Some scientists believe the illness, called "Russian flu," was caused by a pandemic coronavirus similar to SARS-CoV-2, the virus that causes COVID-19.

The New York Times reports that in 1889, a strange respiratory sickness appeared in Russia and subsequently spread over the world, causing at least three waves of infection over the course of many years.

According to extant historical sources, which include official health records, newspapers, and journal articles, the Russian flu seems to kill considerably more elderly people than children, in contrast to influenza viruses, which tend to be equally fatal to both age groups.

Between the two pandemics, there are some obvious commonalities and parallels. During the Russian flu pandemic, for example, schools and businesses were forced to close due to the large number of persons infected. Infected people often lost their senses of taste and smell, and other people experienced long-term symptoms that lasted months, similar to COVID-19.

While these characteristics of the Russian flu pandemic are strikingly similar to those of the current pandemic, Peter Palese, a flu researcher and professor of medicine at Mount Sinai in New York, told The New York Times that the idea that the Russian flu was caused by a coronavirus is still speculative.

Some experts agreed while others believe that while there may be hard evidence to support the theory, it has yet to be discovered.

According to the New York Times, Dr. Scott Podolsky, a professor of global health and social medicine at Harvard Medical School, and Dominic W. Hall, curator of the Warren Anatomical Museum at Harvard, are hunting for conserved lung tissue from the same time period.
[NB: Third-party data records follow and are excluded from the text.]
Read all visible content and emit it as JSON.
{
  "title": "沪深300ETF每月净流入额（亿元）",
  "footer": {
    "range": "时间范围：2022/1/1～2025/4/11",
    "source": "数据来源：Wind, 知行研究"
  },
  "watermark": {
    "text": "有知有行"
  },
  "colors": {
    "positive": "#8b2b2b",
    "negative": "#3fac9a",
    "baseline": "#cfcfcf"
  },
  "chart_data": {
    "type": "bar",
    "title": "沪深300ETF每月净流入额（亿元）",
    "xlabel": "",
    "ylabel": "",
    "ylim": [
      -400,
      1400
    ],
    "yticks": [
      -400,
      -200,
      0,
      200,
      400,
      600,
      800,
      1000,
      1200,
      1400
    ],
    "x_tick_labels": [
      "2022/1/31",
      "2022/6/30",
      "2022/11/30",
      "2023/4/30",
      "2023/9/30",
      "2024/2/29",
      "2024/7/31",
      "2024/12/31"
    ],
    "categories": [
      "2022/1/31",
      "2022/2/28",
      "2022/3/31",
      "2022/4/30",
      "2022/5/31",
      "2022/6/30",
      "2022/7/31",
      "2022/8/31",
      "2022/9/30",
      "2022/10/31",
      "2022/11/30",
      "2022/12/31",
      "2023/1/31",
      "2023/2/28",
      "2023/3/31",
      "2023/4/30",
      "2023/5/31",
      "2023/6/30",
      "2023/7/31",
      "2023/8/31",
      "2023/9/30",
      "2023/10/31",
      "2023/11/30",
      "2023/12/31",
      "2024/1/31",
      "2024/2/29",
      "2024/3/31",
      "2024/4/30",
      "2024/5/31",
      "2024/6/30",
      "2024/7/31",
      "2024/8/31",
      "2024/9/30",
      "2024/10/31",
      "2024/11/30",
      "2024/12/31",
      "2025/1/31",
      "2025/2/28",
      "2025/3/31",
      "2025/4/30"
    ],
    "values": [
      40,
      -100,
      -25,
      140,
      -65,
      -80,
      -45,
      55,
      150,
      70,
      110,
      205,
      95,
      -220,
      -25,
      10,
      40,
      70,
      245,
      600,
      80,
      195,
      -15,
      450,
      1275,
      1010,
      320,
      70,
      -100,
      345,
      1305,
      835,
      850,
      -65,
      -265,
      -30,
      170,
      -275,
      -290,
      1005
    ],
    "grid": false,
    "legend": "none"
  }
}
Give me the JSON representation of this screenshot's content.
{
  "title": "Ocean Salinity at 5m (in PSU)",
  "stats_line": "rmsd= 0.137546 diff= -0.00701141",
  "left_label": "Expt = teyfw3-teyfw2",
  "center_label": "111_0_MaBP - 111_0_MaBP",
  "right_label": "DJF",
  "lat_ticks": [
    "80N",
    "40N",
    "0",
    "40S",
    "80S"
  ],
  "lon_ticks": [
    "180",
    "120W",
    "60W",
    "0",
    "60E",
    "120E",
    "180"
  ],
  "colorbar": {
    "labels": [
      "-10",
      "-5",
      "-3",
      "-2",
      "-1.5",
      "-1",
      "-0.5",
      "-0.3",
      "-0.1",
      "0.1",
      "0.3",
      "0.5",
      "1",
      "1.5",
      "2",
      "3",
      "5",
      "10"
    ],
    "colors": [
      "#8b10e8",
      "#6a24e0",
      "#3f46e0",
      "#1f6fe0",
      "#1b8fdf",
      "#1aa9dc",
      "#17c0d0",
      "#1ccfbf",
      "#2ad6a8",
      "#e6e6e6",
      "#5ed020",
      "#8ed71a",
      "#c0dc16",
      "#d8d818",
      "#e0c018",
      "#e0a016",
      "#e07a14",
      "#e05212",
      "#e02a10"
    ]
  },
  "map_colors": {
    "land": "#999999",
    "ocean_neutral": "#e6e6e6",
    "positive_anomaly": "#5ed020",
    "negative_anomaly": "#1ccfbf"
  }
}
Dr. Jeffery Taubenberger, chief of the National Institute of Allergy and Infectious Diseases' viral pathogenesis and evolution division, and John Oxford, emeritus professor of virology at Queen Mary, University of London, are also looking for such evidence.

They've been looking for remnants of influenza viruses and coronaviruses in preserved lung tissue samples dating back to the 1918 flu pandemic. They expect to find the elusive Russian flu virus among these tissues.

If genetic evidence from the Russian flu virus is found in these lungs, it could provide insight into how the pandemic ended, as news coverage at the time was sparse.

And, if a coronavirus was responsible for the late-19th-century pandemic, some scientists believe the virus is still circulating as one of the four coronaviruses that cause the common cold rather than severe disease.